Direction of Trust

cashew

Lets say there are two domains that run Win2003 with a Forest Function of 2003, Domain A and Domain B. Domain A needs full access to Domain B, and Domain B needs access only to a specified server in Domain A. Is this the correct approach?

In Domain A, create an incoming trust to Domain B with Forest wide Authentication.

In Domain B, create an incoming trust to Domain A with Selective Authentication.

royal

Yep, that's correct. Keep in mind that with the selective authentication selected, you need to use something called, "Allowed to Authenticate" on the security descriptor of the objects in AD to allow user's on the other side of the trust to be able to authenticate to that resource system. You can read about that here.

Also, one more thing. Even though on one domain you have an internal trust, you still need to configure it on the other side as an external trust.

cashew

Thats what I thought, but on a practice test explanation it seems they have it backwards.

"If you use forest-wide authentication on an incoming forest trust, users from the outside forest have the same level of access to resources in the local forest as users who belong to the local forest".

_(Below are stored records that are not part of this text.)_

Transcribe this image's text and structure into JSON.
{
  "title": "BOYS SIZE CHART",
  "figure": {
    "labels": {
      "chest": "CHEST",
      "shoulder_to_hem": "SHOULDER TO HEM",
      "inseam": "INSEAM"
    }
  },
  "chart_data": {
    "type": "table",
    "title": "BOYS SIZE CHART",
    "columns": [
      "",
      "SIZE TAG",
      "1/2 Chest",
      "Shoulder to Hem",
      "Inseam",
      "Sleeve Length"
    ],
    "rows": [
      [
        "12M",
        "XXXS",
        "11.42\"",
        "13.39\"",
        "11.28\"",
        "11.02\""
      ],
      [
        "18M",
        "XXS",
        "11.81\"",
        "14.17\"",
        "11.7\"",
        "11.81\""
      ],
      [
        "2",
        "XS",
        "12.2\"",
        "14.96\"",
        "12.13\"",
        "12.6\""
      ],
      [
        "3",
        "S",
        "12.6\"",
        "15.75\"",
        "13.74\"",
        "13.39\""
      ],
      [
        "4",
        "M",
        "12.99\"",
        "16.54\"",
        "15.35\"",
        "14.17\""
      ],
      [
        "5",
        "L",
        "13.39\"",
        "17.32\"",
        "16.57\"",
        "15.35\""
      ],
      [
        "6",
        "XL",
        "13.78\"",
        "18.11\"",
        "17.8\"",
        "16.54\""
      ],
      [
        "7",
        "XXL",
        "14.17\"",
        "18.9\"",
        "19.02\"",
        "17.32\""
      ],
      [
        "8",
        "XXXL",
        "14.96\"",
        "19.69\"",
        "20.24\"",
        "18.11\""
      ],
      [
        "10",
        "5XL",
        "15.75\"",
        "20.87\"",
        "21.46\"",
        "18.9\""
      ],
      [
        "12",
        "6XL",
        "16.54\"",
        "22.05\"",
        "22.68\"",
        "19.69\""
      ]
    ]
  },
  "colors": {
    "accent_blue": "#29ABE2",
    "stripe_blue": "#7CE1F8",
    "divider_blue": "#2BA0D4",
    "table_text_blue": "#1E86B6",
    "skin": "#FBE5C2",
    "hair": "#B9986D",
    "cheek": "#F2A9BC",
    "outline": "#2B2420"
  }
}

If I'm creating the incoming forest trust on my domain, I should be specifying access to resources in another domain. Should this be the correct statement?

"If you use forest-wide authentication on an outgoing forest trust...."

royal

In so many places trusts is confusing as to how it is worded. As for what I posted and a more detailed description below, it is correct. I've done one-way trusts several times in the real-world so I know what I am writing is correct.

I am AdministratorA on ForestA which contains usersA. I create an outgoing trust to ForestB which means that my ForestA forest is the trusting forest and ForestB is the trusted Forest. Now the Administrator on Forest B has to create the incoming Forest in his ForestB. Since this is a one-way trust, and ForestA is trusting ForestB, ForestB users will have access to ForestA.

cashew wrote:

If I'm creating the incoming forest trust on my domain, I should be specifying access to resources in another domain. Should this be the correct statement?

And yes this is correct. Since your forest has the incoming forest, it'll be your users that have access to the other forest. That is why you'd have to specify what and what does not have access on the other forest.


So in short, just think of it this way:

Forest A (Resources)

---

> Forest B (Users)

Forest B has the incoming trust because the arrow is pointing towards Forest B. Whichever way the arrow is pointing means the users on the side of the arrow will have access to the side with no arrow. The side with the arrow = users and the side without the arrow = resources.

cashew

Got it. It sucks because it makes me question the integrity of the practice questions. There really needs to be a law that calls for mandatory jail time if an explanation on a practice test is incorrect. If this was true, Transcender would be serving 2 lifetime sentences. I can't wait to get this over with on Tuesday, considering my company is out of the scope of this exam. We have 150 users in 2 domains. The other domain is used only for our developers. This has been my favorite to study for so far. I thought I really understood GPOs until I delved into this. Wish me luck!

royal

cashew wrote:

The other domain is used only for our developers.

Why exactly are they in a different domain just for 1 specific set of users? Different account policies?

Anyways, good luck!

shamrocker98

cashew wrote:

If I'm creating the incoming forest trust on my domain, I should be specifying access to resources in another domain. Should this be the correct statement?

Something that helped me remember the direction of trusts:

Trust(ED) <

---

Trusting

The trusted forest contains the user, Ed, who needs to access the resource.

It's really simple, but it made a big difference for me.